Town employees 'Caught in the Act'
July 14, 2010
To boost morale and to acknowledge town employees who have gone above and beyond what is required of them, the Town of Gilford now keeps a close eye on good deeds and rewards those who are "Caught in the Act."
Town employees have been taken by surprise recently when a fellow employee or boss "tattles" on their positive tales and warming acts involving children, the elderly, or the community as a whole.
Town Administrator Scott Dunn first conjured up this idea toward the end of last year after receiving similar suggestions from the Safety Committee, which works on morale issues within the town.
Standards are high to report someone who has gone out of their way for others, although over a dozen employees have already been rewarded for their acts of kindness and their devoted work to their particular service.
"We look for someone going above and beyond the call of duty, whether it is a boss or a colleague who saw so-and-so doing something. It's fairly low key," said Dunn.
He said the employees who have been caught doing good are rewarded with a $5 Dunkin' Donuts gift certificate and a write up. Recipients have been pleasantly surprised, he said.
"It is meant to acknowledge those who do good things more than anything. We've had 12 or so people since we started, and the 13th will be announced during the selectmen's meeting (Wednesday)," said Dunn.
The first recipients to ever receive the "Caught in the Act" award on behalf of the town include Tom Aselton of Gilford Fire Rescue and Danielle LaFond of the Town Clerk's office.
The most recent recipients of the award include Gilford Fire Rescue firefighter Nick Proulx and Lieutenant Nick Mercuri, caught by Fire Chief John Beland, and Terry Clairmont of the Department of Public Works, caught by an anonymous group of employees and citizens.
Proulx and Mercuri were acknowledged on June 25 at an employee barbecue for their April 1 act. Both GFR employees were returning from inspection in a fire truck, and happened to drive by a group of children from a local day care center.
Instead of just waving back or tooting their horn at the excitable children, they parked the truck and spoke with the children, giving them messages filled with safety and a coveted tour of the fire engine.

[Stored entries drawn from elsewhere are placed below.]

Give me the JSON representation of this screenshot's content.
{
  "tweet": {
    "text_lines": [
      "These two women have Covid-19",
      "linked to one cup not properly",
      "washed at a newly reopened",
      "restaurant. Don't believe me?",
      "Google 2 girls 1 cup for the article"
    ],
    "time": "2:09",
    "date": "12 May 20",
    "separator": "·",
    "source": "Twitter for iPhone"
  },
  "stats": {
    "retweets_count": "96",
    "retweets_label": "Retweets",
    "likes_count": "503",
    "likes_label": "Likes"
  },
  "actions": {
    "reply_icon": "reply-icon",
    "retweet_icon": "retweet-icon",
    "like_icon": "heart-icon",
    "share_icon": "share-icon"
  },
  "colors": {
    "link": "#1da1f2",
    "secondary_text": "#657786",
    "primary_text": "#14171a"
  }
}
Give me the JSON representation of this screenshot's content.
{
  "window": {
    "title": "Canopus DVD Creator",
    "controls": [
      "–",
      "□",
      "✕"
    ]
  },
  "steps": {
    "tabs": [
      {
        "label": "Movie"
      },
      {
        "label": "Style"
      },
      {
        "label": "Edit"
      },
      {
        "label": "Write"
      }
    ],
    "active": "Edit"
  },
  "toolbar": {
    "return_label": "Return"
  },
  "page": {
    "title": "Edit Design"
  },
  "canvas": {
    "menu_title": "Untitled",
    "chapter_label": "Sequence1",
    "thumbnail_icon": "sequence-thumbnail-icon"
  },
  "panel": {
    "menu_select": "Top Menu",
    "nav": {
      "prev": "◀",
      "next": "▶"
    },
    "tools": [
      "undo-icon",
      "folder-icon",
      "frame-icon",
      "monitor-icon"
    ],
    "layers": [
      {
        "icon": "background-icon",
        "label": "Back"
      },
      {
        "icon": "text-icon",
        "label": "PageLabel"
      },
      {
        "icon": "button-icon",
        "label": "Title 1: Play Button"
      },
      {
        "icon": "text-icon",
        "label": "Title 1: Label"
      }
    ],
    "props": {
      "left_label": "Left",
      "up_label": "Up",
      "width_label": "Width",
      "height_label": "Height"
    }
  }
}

Clairmont of the DPW was also acknowledged during the employee barbecue for his act, which the anonymous nominating group thought went beyond his call of duty.

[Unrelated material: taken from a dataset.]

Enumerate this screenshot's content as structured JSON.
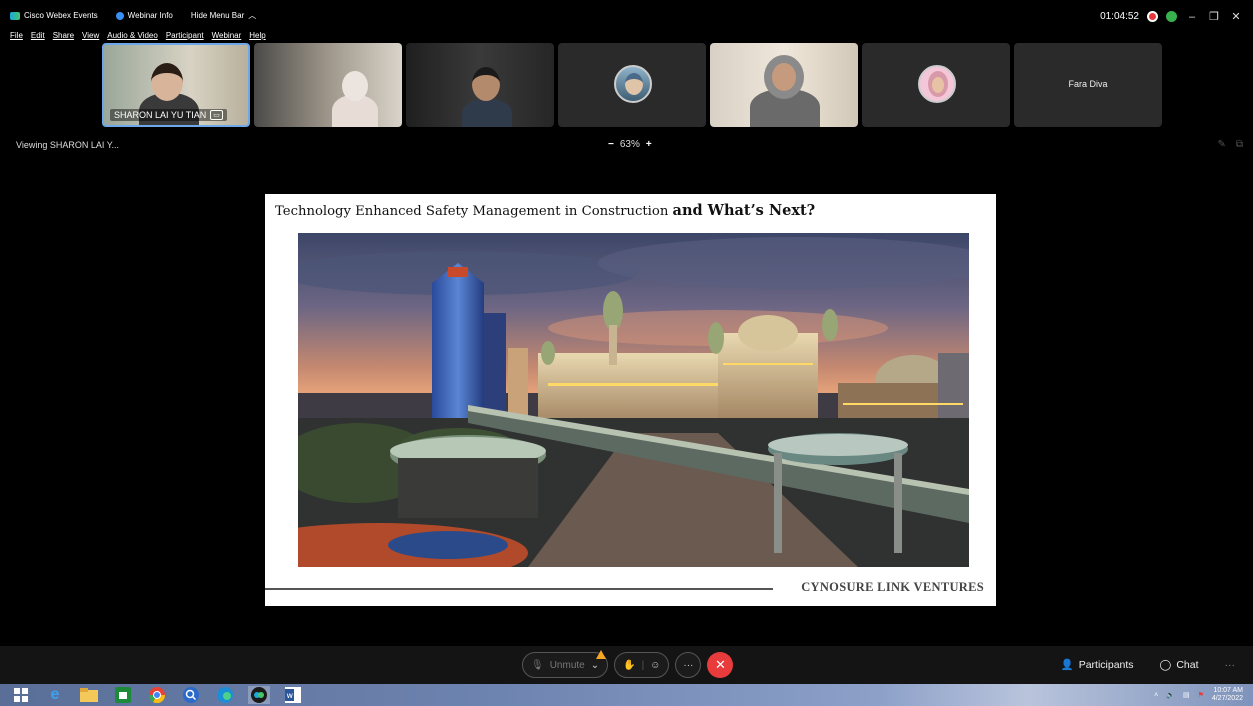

Clairmont is responsible for the renovation of the antique water pump that now stands as the centerpiece at the Potter Hill Triangle Park. After receiving the historical but dysfunctional hand water pump, Clairmont took his own initiative to find and fabricate needed parts for the pump to make it functional again, and then created a new base and gave the pump a fresh coat of paint.
"People like being recognized when they go above and beyond," Dunn said. "Some people are shocked that they have been noticed."